Madeline Hinrichs

 My paintings combine two realities—South Netherlandish unicorn tapestries and dated Midwestern interiors—that are both easy to tell apart because they do not belong together, and integrated because they coexist convincingly in the same space. Through careful collage, a distant past is blended into a time that is still familiar to us. While my paintings encompass large interiors and narratives, my embroideries hone in on smaller, more intimate subjects. Since embroidery has the stigma of being a homemaker’s hobby, I work from source material that rejects this stereotype.

Griffin Goodman

 Utilizing the iconography of youth culture, popular branding, logos, and celebrity personalities, Griffin Goodman’s paintings and drawings present a complex devotion to self-styled identity and the contemporary phenomenon of digital narcissism. Through their free-form juxtapositions of appropriated imagery sourced from popular culture and art history, the artist creates bricolages that speak to both the hyper-layered construction of Photoshop files and the densely packed metaphoric structure of pop art.

Hana Yilma Godine

 As an artist, I pay attention to the commonalities between people and the relationships they have with their environment. My artistic motivations and decisions draw from what I know and what I don’t, my own rational and intuitive observations, and preexisting visual and written languages. I think about painting as a space that mediates time and place, bringing together people from a globalized world and reconciling the past, present, and future into one unified form. Figures are central to my compositions.

Emma Gerigscott

 That first layer is a howl, a yip, a cackle in the soft morning light. I didn’t sleep well in that log cabin on the alkaline lake. The yellows poured into the room, I saw the sunrise twelve days in a row. Coyotes moaned outside all night, or maybe that was the wind? Give me peace, I wanted to feel I belonged in my skin. I was the one that wanted to exude golden light. These dogs emerged from the darkness. I watched them party all night long, and I heaved a sigh, my ribs extending out into the world and coming back in to my gut.

Renée Estée

 To capture fragments, from here to there—a vibrant collection of figures—a poetic rumination—year after year, into the hundreds of years—all of our worlds (the journey through and beyond)—how does it feel to exist in a space that hits pause?

Jonah Elijah

I negotiate and celebrate the concept of being Black with my narratives, exploration of identity, portraiture, and language. Through abstraction, representation, and assemblage I use my memories to depict the experience of being raised in a predominantly Black neighborhood. My hope is that these scenes from my journey provide nostalgia for the viewer. When it comes to innovation, I’m always in search of new ways to bring my ideas to life.

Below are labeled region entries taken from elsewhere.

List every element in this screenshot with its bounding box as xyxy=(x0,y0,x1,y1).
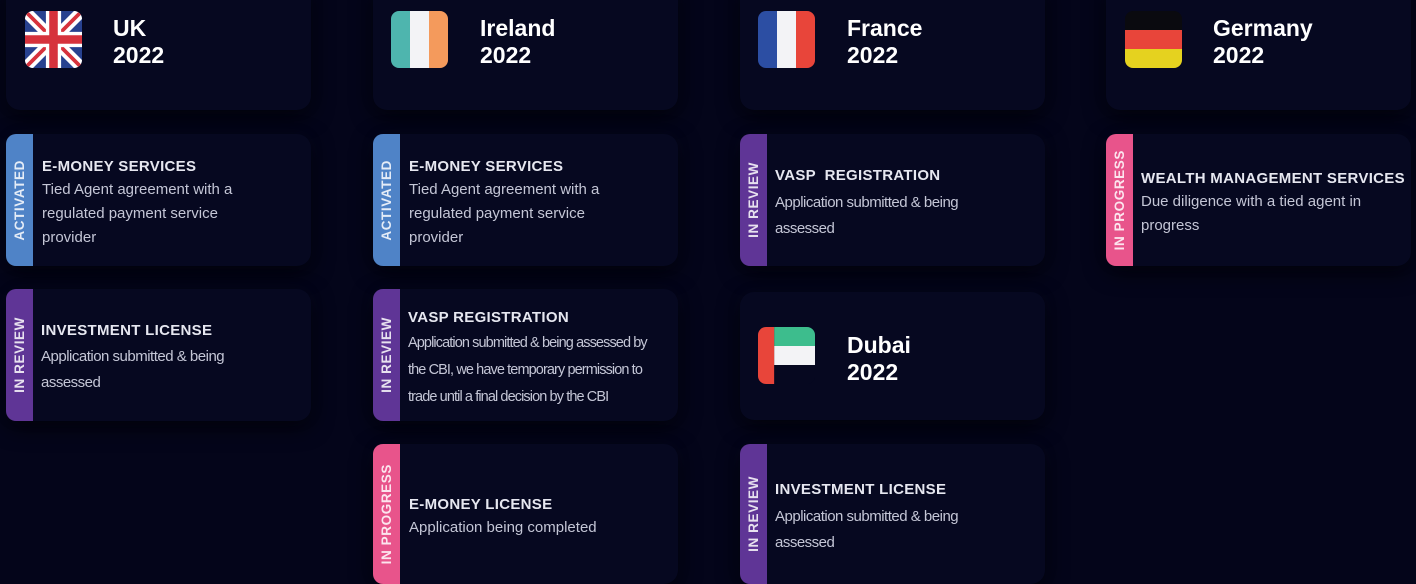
status-label: IN REVIEW xyxy=(746,476,761,552)
license-card: IN REVIEW VASP REGISTRATION Application … xyxy=(373,289,678,421)
license-title: E-MONEY LICENSE xyxy=(409,496,553,513)
license-description: Tied Agent agreement with a regulated pa… xyxy=(409,181,600,246)
license-title: E-MONEY SERVICES xyxy=(409,158,564,175)
license-description: Due diligence with a tied agent in progr… xyxy=(1141,193,1362,234)
ireland-flag-icon xyxy=(391,11,448,68)
status-label: IN REVIEW xyxy=(12,317,27,393)
country-title: UK 2022 xyxy=(113,15,165,68)
country-card-germany: Germany 2022 xyxy=(1106,0,1411,110)
license-title: VASP REGISTRATION xyxy=(408,309,569,326)
license-card: IN REVIEW INVESTMENT LICENSE Application… xyxy=(740,444,1045,584)
license-description: Application submitted & being assessed xyxy=(775,194,959,237)
license-card: IN PROGRESS E-MONEY LICENSE Application … xyxy=(373,444,678,584)
status-badge: IN REVIEW xyxy=(740,134,767,266)
license-card: IN PROGRESS WEALTH MANAGEMENT SERVICES D… xyxy=(1106,134,1411,266)
license-description: Application submitted & being assessed xyxy=(41,348,225,391)
status-badge: ACTIVATED xyxy=(6,134,33,266)
license-description: Tied Agent agreement with a regulated pa… xyxy=(42,181,233,246)
license-title: INVESTMENT LICENSE xyxy=(41,322,213,339)
country-title: France 2022 xyxy=(847,15,923,68)
country-title: Dubai 2022 xyxy=(847,332,911,385)
license-card: ACTIVATED E-MONEY SERVICES Tied Agent ag… xyxy=(6,134,311,266)
uae-flag-icon xyxy=(758,327,815,384)
license-description: Application submitted & being assessed b… xyxy=(408,335,648,405)
country-title: Ireland 2022 xyxy=(480,15,556,68)
license-description: Application being completed xyxy=(409,519,597,536)
country-title: Germany 2022 xyxy=(1213,15,1313,68)
uk-flag-icon xyxy=(25,11,82,68)
license-title: E-MONEY SERVICES xyxy=(42,158,197,175)
license-card: ACTIVATED E-MONEY SERVICES Tied Agent ag… xyxy=(373,134,678,266)
status-label: IN PROGRESS xyxy=(379,463,394,565)
license-description: Application submitted & being assessed xyxy=(775,508,959,551)
country-card-ireland: Ireland 2022 xyxy=(373,0,678,110)
status-label: IN PROGRESS xyxy=(1112,149,1127,251)
status-label: ACTIVATED xyxy=(379,159,394,241)
license-card: IN REVIEW INVESTMENT LICENSE Application… xyxy=(6,289,311,421)
license-title: VASP REGISTRATION xyxy=(775,167,941,184)
country-card-dubai: Dubai 2022 xyxy=(740,292,1045,420)
status-badge: IN PROGRESS xyxy=(373,444,400,584)
status-label: IN REVIEW xyxy=(379,317,394,393)
status-badge: IN REVIEW xyxy=(373,289,400,421)
country-card-uk: UK 2022 xyxy=(6,0,311,110)
france-flag-icon xyxy=(758,11,815,68)
status-badge: IN REVIEW xyxy=(740,444,767,584)
germany-flag-icon xyxy=(1125,11,1182,68)
status-badge: ACTIVATED xyxy=(373,134,400,266)
status-badge: IN PROGRESS xyxy=(1106,134,1133,266)
status-badge: IN REVIEW xyxy=(6,289,33,421)
status-label: ACTIVATED xyxy=(12,159,27,241)
license-title: WEALTH MANAGEMENT SERVICES xyxy=(1141,170,1405,187)
license-title: INVESTMENT LICENSE xyxy=(775,481,947,498)
country-card-france: France 2022 xyxy=(740,0,1045,110)
status-label: IN REVIEW xyxy=(746,162,761,238)
license-card: IN REVIEW VASP REGISTRATION Application … xyxy=(740,134,1045,266)
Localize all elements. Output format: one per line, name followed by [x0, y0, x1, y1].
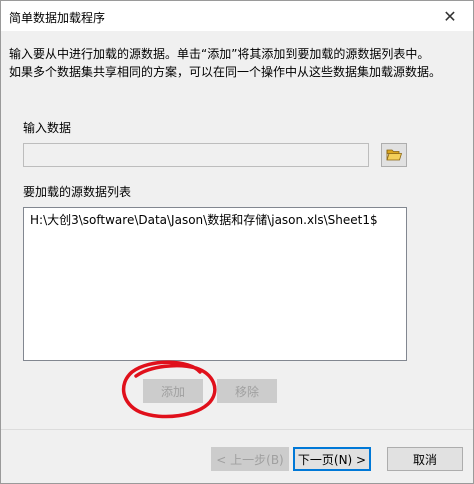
add-button[interactable]: 添加 — [143, 379, 203, 403]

Currently, I have been dissecting sneakers and attaching them in my pieces to help the viewer walk in my shoes.

Damien H. Ding

 I think of painting not only as images but also as objects that act as sources of devotion and reflection. My paintings are about the struggle often experienced in attempts to articulate emotions and to provide a source through which these emotions can be felt. My attempts trapeze around the gaps in half-remembered experiences and the nearness of ideas typically seen as diametrically opposed and separate. These gaps and anti-dualistic ideas manifest in experiences of devotion, fetish, and intimacy.

Sam Dienst

 My visual language is born out of the common domestic landscape and the elements within those spaces that express a specific emotional resonance for/to/on me. Bodies, household objects, food, and nature all fuse together inside the composition to emphasize the complexity and interdependence of objects, all of which form the subjective experience I call reality. It is through the use of a vast array of color in the two-dimensional plane of tapestry that the boundaries of these forms become increasingly entangled.

Nicole Davis

 My current practice uses discarded textiles assembled to evoke personal, ancestral, and cultural memory as a form of sustenance and resistance within the patriarchal, capitalist, white supremacist societal structures we currently live in. I choose to use castaway and discarded materials in the making of art objects to serve as a metaphor for the people and things that exist on the margins of society. Reclaiming that which has been disposed of and/or rejected and highlighting its beauty and richness helps to recenter my orbit around humanness as opposed to maleness, greed, and whiteness.

Camilla Marie Dahl

 Caught somewhere between romanticism, cynicism, and comedy, my work contemplates hubris, humility, and our human tendency to view the world through hierarchical structures. Set in my rural childhood town, these paintings explore the strange yet familiar intersections between the manmade and the organic, where the desire to contain, control, and optimize seems at odds with an inherent appreciation and yearning for the natural. And with these works, I seek to encourage a championing of humility over ego.